Mama looked away from him and plucked with her left hand at her skirt until Aurora sat beside her, taking the fretful hand.
Dr. Graham came back across the fields for dinner that evening, bringing the schoolmaster, Lewis Ridgeway, with him. ‘He’s all alone,’ the doctor murmured to Elsie. ‘I knew you would not mind.’
While the men were smoking in the garden after dinner, Elsie whispered to Aurora and Mama that Ridgeway had had a disappointment in love. ‘His fiancée left at Christmas—she has taken a school in Weyburn. And nobody knows, my dears, whether she will come back at all—no one is certain why she left. I have heard it said that she was made unhappy.’
Mr. Ridgeway must be to blame if his fiancée skittered off, it seemed. Aurora listened to Mama singing under her breath: ‘Thus sang the poor maiden, her sorrows bewailing …’
‘Lewis can be a little daunting,’ Mabel said quietly. ‘But he is a good friend.’
Out of sympathy with ladies who talked secrets, Aurora played piano behind the gathering—Dr. Graham monopolizing Uncle Chum, with an occasional aside to Mabel; Elsie and Mama drowsing in their chairs.
Mr. Ridgeway seemed to attend to Dr. Graham’s conversation, but when Mabel brought in the tea tray he came to the piano as Aurora played the final quiet chords of a Field nocturne. He leaned down to say, ‘I can’t recall when I’ve enjoyed an evening more, Mrs. Mayhew. I like to listen to you.’
She looked up, one arm stretched in the lamplight to close the book. ‘I wish you could have heard my mother, before—Sh
e plays far better than I do.’
‘My musical understanding cannot reach to anything better than your playing.’

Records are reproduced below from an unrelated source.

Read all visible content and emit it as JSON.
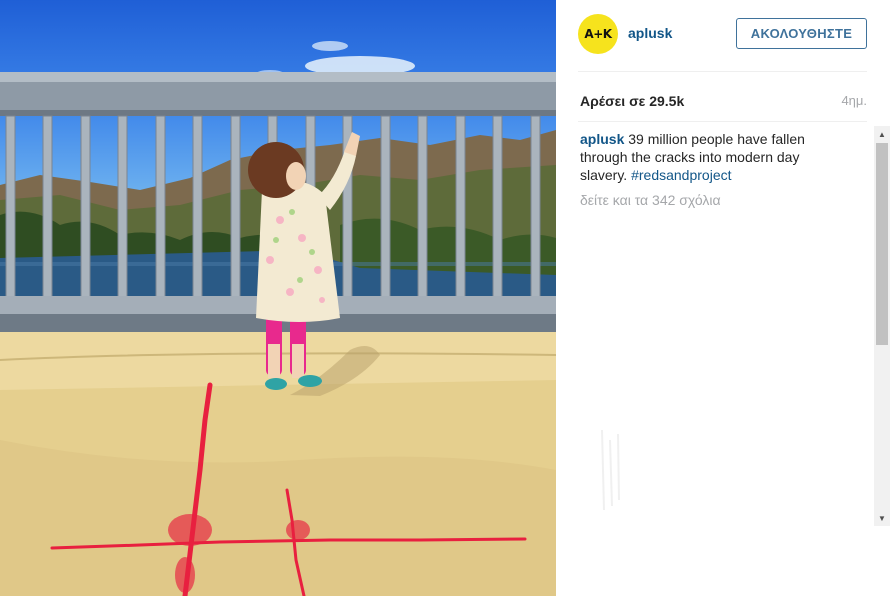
{
  "post": {
    "photo_subject": "toddler-pointing-at-hills-over-bridge-railing",
    "author": {
      "username": "aplusk",
      "avatar_text": "A+K",
      "avatar_color": "#f6e31d"
    },
    "follow_label": "ΑΚΟΛΟΥΘΗΣΤΕ",
    "likes_text": "Αρέσει σε 29.5k",
    "time_ago": "4ημ.",
    "caption": {
      "username": "aplusk",
      "text": " 39 million people have fallen through the cracks into modern day slavery. ",
      "hashtag": "#redsandproject"
    },
    "view_comments": "δείτε και τα 342 σχόλια"
  },
  "colors": {
    "link_blue": "#125688",
    "follow_border": "#3f729b",
    "muted_text": "#a5a7aa",
    "red_sand": "#e8203f"
  },
  "icons": {
    "scroll_up": "triangle-up-icon",
    "scroll_down": "triangle-down-icon"
  }
}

Made self-conscious, Aurora straightened the edges of the music.
‘Perhaps next term I could persuade you to play for my students?’
‘Certainly,’ she said. ‘If you would like me to. But perhaps my mother’s health will improve under Dr. Graham’s care, and you may yet hear her play.’

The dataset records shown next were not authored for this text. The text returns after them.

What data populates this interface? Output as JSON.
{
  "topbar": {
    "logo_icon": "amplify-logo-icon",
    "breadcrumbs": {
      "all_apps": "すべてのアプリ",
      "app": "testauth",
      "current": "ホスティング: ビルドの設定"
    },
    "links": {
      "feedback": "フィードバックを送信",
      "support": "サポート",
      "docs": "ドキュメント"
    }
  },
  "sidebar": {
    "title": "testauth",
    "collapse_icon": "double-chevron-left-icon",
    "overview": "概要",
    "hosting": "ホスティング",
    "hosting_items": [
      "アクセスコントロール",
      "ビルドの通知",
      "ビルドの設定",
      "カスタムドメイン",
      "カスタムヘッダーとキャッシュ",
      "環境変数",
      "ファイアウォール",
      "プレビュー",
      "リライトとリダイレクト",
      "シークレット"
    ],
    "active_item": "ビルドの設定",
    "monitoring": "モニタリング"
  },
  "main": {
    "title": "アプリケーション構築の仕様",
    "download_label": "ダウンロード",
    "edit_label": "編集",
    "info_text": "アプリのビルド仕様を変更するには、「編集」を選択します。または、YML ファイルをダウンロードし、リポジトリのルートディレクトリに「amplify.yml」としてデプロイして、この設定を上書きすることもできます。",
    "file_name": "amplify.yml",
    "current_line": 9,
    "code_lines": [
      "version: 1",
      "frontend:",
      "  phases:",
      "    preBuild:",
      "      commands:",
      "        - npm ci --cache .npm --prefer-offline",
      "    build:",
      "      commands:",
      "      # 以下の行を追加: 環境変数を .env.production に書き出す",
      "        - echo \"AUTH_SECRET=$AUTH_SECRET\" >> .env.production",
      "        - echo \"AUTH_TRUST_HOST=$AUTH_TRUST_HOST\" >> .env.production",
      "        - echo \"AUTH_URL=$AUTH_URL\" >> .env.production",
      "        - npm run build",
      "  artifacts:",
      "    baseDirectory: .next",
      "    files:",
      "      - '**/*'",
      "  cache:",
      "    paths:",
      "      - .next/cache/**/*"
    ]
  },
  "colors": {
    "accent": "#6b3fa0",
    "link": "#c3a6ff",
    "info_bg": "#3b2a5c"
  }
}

He nodded, allowing this as a serious possibility, then said, ‘I’m sorry to have missed the little boy this evening. He is very bonny.’
She smiled up at Mr. Ridgeway. She liked him, she decided, for his kindness to Mabel and his half-concealed unhappiness.
The Candy Habit
‘Pantages has taken a fancy to her,’ East told Verrall as they ran up the iron flights of stairs to their dressing room, Bella following like a puppy on a leash. ‘And Julius—’

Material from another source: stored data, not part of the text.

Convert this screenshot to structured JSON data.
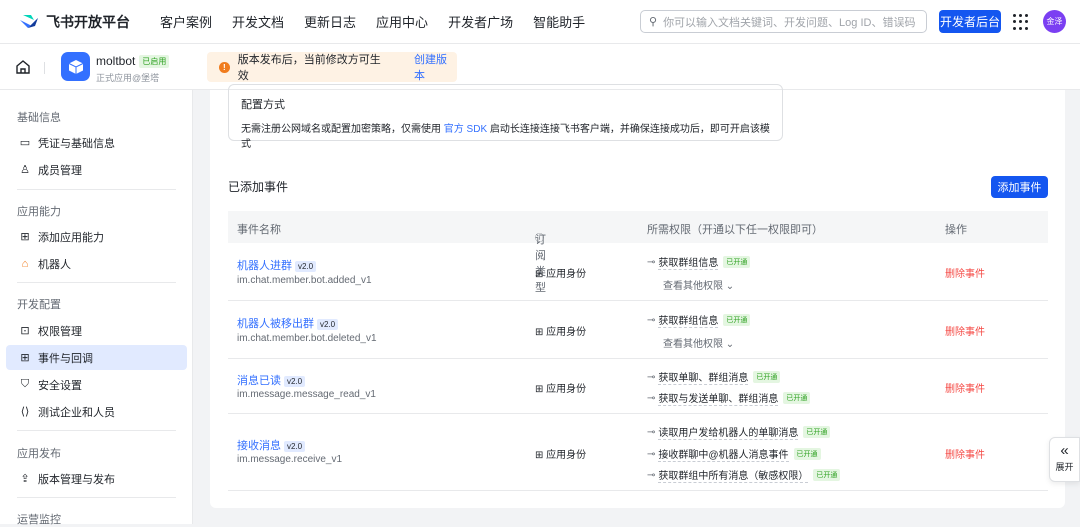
{
  "top": {
    "brand": "飞书开放平台",
    "nav": [
      "客户案例",
      "开发文档",
      "更新日志",
      "应用中心",
      "开发者广场",
      "智能助手"
    ],
    "search_placeholder": "你可以输入文档关键词、开发问题、Log ID、错误码",
    "dev_button": "开发者后台",
    "avatar": "金泽"
  },
  "app": {
    "name": "moltbot",
    "status": "已启用",
    "subtitle": "正式应用@堡塔",
    "notice": "版本发布后，当前修改方可生效",
    "notice_link": "创建版本"
  },
  "sidebar": {
    "sections": [
      {
        "title": "基础信息",
        "items": [
          "凭证与基础信息",
          "成员管理"
        ]
      },
      {
        "title": "应用能力",
        "items": [
          "添加应用能力",
          "机器人"
        ]
      },
      {
        "title": "开发配置",
        "items": [
          "权限管理",
          "事件与回调",
          "安全设置",
          "测试企业和人员"
        ]
      },
      {
        "title": "应用发布",
        "items": [
          "版本管理与发布"
        ]
      },
      {
        "title": "运营监控",
        "items": []
      }
    ],
    "active": "事件与回调"
  },
  "config": {
    "title": "配置方式",
    "text_pre": "无需注册公网域名或配置加密策略，仅需使用 ",
    "link": "官方 SDK",
    "text_post": " 启动长连接连接飞书客户端，并确保连接成功后，即可开启该模式"
  },
  "events": {
    "title": "已添加事件",
    "add_button": "添加事件",
    "headers": [
      "事件名称",
      "订阅类型",
      "所需权限（开通以下任一权限即可）",
      "操作"
    ],
    "rows": [
      {
        "name": "机器人进群",
        "version": "v2.0",
        "key": "im.chat.member.bot.added_v1",
        "type": "应用身份",
        "perms": [
          {
            "label": "获取群组信息",
            "status": "已开通"
          }
        ],
        "more": "查看其他权限",
        "action": "删除事件"
      },
      {
        "name": "机器人被移出群",
        "version": "v2.0",
        "key": "im.chat.member.bot.deleted_v1",
        "type": "应用身份",
        "perms": [
          {
            "label": "获取群组信息",
            "status": "已开通"
          }
        ],
        "more": "查看其他权限",
        "action": "删除事件"
      },
      {
        "name": "消息已读",
        "version": "v2.0",
        "key": "im.message.message_read_v1",
        "type": "应用身份",
        "perms": [
          {
            "label": "获取单聊、群组消息",
            "status": "已开通"
          },
          {
            "label": "获取与发送单聊、群组消息",
            "status": "已开通"
          }
        ],
        "action": "删除事件"
      },
      {
        "name": "接收消息",
        "version": "v2.0",
        "key": "im.message.receive_v1",
        "type": "应用身份",
        "perms": [
          {
            "label": "读取用户发给机器人的单聊消息",
            "status": "已开通"
          },
          {
            "label": "接收群聊中@机器人消息事件",
            "status": "已开通"
          },
          {
            "label": "获取群组中所有消息（敏感权限）",
            "status": "已开通"
          }
        ],
        "action": "删除事件"
      }
    ]
  },
  "expand": {
    "label": "展开"
  }
}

‘A good name, but some nights you can’t get him onstage,’ Verrall said.
‘If we’ve got her, we’re flexible,’ East said. ‘If he’s good, we do the old hotel routine. If not, we do the golf.’ East opened the door to their dressing room and bowed her in.
Julius was in the armchair, a glass in hand. He looked up. ‘Ahh, my boys. And.’ He stared at Bella. ‘Oh no, no. No, no … I’ve had one or two over the eight, my dear,’ he said. ‘Can’t fulfill my—can’t manage—take her away, boys, don’t tempt me.’
Verrall blushed brilliantly and begged Bella to take no notice, but she found it horrible that Julius mistook her for a floozy. He’d never mistake Clover or Aurora that way, she’d bet.